L’année suivante, Jenny passe chez Compo, maison propriétaire de l’étiquette Apex, qui héberge alors plusieurs idoles du moment, notamment les deux Ginette (Ginette Sage et Ginette Reno), les trois L (Michel Louvain, Pierre Lalonde, Donald Lautrec) et les uniques Hou-Lops. Elle s’impose aussitôt avec “Le sloopy". Cette nouvelle danse, qui annonce la fièvre de la discothèque comme lieu de divertissement, devient le nouveau rythme fétiche de Jenny Rock et lui assure une série de succès au palmarès dont “Viens danser" et “102 de fièvre", classique des années cinquante d’abord popularisé par Peggy Lee “Fever" dont la traduction est de Boris Vian mais que Jenny reprend à la façon beaucoup plus contemporaine des McCoys.
Sur l’album qui suit, titré simplement “Jenny“, celle-ci devient auteure-compositeure-interprète avec les chansons “Playboy" et “Daddy". Cette dernière est une très belle ballade qui dévoile son côté tendre et une qualité d’interprétation des plus intense. Un peu plus tard, elle est choisie pour se produire en première partie du spectacle de Johnny Hallyday, à la Place des Arts. Le voisinage du rocker français s’avère tout à fait inspirant puisque Jenny propose bientôt sur disque son interprétation de “Noir c’est noir", le plus récent succès de Johnny, version de “Black Is Black" du groupe espagnol Los Bravos.
Après une timide percée du côté anglophone, le temps du 45 tours “Come A Little Closer" / “What Must I Do", elle revient brièvement au rythme sloopy puis se tourne du côté de la soul music plus musclée, à la façon de Mitch Ryder & the Detroit Wheels, avec les reprises de “Devil With A Blue Dress On" (“Jenny le petit démon") et “Sock It To Me Baby" (“C’est pour toi"). Cependant, malgré l’excellence de ces nouveaux enregistrements, aucun ne connaît l’engouement des disques précédents. On retrouve son nom sur diverses étiquettes, notamment Citation où le producteur Denis Pantis lui fait graver quelques-uns de ses titres les plus éclatants dont “Le train pour Memphis" (“Memphis Train" du groupe Buddy Miles Express) et l’inattendue “Donne-moi le temps", version de “Piece Of My Heart" à laquelle se sont aussi mesurées des interprètes de la trempe de Janis Joplin et Tina Turner.

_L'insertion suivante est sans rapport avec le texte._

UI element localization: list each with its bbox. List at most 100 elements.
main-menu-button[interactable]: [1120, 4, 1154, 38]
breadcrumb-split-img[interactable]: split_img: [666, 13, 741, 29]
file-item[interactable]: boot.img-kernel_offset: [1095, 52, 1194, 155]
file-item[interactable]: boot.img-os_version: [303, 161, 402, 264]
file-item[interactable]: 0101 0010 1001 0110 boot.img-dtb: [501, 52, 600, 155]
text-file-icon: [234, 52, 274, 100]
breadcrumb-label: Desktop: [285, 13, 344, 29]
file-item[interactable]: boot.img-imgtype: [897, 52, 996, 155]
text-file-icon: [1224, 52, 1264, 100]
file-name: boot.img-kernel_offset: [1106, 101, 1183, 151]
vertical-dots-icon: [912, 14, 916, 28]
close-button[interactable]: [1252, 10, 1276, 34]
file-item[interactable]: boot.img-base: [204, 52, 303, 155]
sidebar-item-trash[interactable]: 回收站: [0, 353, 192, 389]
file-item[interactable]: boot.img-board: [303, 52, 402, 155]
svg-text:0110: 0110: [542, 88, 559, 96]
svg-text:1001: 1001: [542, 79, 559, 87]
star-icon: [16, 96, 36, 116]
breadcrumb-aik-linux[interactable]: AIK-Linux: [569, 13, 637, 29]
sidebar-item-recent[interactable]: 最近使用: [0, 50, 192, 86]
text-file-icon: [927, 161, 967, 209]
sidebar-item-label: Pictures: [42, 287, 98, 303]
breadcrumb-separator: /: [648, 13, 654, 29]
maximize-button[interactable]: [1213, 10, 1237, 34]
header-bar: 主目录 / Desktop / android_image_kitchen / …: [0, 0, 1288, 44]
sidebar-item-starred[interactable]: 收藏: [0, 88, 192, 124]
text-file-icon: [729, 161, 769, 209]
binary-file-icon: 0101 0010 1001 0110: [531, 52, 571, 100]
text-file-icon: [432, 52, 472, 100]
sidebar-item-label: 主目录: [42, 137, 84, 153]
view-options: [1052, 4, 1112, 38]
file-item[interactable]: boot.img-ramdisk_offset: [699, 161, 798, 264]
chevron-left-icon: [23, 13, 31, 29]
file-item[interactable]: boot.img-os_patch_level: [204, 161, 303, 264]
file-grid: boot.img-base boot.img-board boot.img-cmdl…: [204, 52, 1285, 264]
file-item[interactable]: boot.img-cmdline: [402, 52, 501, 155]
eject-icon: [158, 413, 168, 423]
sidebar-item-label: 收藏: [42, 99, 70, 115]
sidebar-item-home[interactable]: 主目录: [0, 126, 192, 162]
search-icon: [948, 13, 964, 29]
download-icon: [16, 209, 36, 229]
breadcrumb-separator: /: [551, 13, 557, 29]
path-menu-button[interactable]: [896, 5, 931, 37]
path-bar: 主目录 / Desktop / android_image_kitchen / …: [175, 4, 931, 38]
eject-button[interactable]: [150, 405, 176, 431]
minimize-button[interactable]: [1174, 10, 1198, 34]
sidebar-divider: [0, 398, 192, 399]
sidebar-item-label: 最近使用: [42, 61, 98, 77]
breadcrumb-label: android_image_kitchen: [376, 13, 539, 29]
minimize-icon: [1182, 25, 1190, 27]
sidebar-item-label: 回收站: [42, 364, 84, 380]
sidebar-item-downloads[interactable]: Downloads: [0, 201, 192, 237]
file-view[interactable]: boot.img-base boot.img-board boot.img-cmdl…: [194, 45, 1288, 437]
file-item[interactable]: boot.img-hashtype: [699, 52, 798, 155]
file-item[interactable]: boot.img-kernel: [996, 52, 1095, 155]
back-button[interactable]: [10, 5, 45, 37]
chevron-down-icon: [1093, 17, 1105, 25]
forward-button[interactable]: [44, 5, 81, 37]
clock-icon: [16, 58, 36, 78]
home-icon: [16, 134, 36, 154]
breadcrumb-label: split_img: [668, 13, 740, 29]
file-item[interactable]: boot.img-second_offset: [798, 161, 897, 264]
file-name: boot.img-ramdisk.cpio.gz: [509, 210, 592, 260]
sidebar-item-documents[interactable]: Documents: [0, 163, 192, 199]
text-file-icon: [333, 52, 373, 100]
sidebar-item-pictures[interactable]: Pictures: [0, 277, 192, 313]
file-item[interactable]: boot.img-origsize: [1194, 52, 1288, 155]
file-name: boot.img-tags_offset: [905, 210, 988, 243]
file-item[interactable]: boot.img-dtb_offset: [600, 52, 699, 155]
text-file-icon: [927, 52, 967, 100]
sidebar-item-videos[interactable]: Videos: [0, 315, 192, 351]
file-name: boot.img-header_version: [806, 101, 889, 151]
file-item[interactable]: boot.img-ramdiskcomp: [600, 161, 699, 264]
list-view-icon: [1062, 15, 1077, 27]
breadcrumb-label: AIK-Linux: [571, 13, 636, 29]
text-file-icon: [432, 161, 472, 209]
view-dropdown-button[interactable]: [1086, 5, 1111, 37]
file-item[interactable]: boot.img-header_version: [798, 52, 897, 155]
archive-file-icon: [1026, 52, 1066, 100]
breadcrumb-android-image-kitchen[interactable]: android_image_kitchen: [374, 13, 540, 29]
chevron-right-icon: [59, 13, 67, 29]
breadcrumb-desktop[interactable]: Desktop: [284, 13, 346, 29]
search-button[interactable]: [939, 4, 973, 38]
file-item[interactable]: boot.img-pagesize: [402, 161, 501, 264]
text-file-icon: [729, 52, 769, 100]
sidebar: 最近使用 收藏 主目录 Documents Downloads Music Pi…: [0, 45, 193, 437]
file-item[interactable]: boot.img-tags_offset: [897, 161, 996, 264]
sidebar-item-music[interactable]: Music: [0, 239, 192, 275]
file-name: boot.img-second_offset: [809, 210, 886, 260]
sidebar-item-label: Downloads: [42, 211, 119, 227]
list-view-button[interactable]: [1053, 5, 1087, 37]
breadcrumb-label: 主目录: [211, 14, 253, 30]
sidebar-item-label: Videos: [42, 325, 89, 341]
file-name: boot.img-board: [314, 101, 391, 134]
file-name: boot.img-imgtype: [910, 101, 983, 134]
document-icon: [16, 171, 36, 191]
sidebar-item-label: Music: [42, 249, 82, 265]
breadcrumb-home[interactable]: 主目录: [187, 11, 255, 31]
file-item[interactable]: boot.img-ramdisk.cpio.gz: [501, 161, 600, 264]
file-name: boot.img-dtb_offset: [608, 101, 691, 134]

La chanteuse quitte alors brièvement le monde du spectacle afin de poursuivre ses études. Cependant, elle ne tarde pas à revenir à la scène et va se produire pendant quelques années dans le réseau des hôtels chics et des casinos, à Las Vegas entre autres. De retour au Québec au début des années quatre-vingt, elle se partage entre de nouveaux concepts de revues musicales (Je suis une femme, De plus en plus rock’n roll), la participation à des comédies légères comme Les twittes grises ou des soirées à caractère rétro. Elle grave alors quelques nouvelles chansons: “Le rock dans les rues", “Une femme est une femme", “Je vous aime tous les deux" mais se heurte, comme beaucoup d’artistes, aux nouvelles barrières des créneaux musicaux que s’imposent les radiodiffuseurs. Toutefois, quelques incursions dans les temples de la jeune génération lui permettront de se faire apprécier de nouveaux publics, tout au long des années 80 et 90.
Toujours active, elle suscite l’intérêt d’un public varié et fait preuve d’une versatilité qui lui permet de se faire valoir dans des sphères aussi diverses que le R&B, les spectacles à saveur nostalgique ou un tour de chant gospel. À l’instar de plusieurs autres artistes qui ont fait carrière pendant les années soixante et soixante-dix, une compilation de ses anciens succès a vu le jour à l’automne 1999, dans la collection Chapeau les filles! parue chez les Disques Mérite.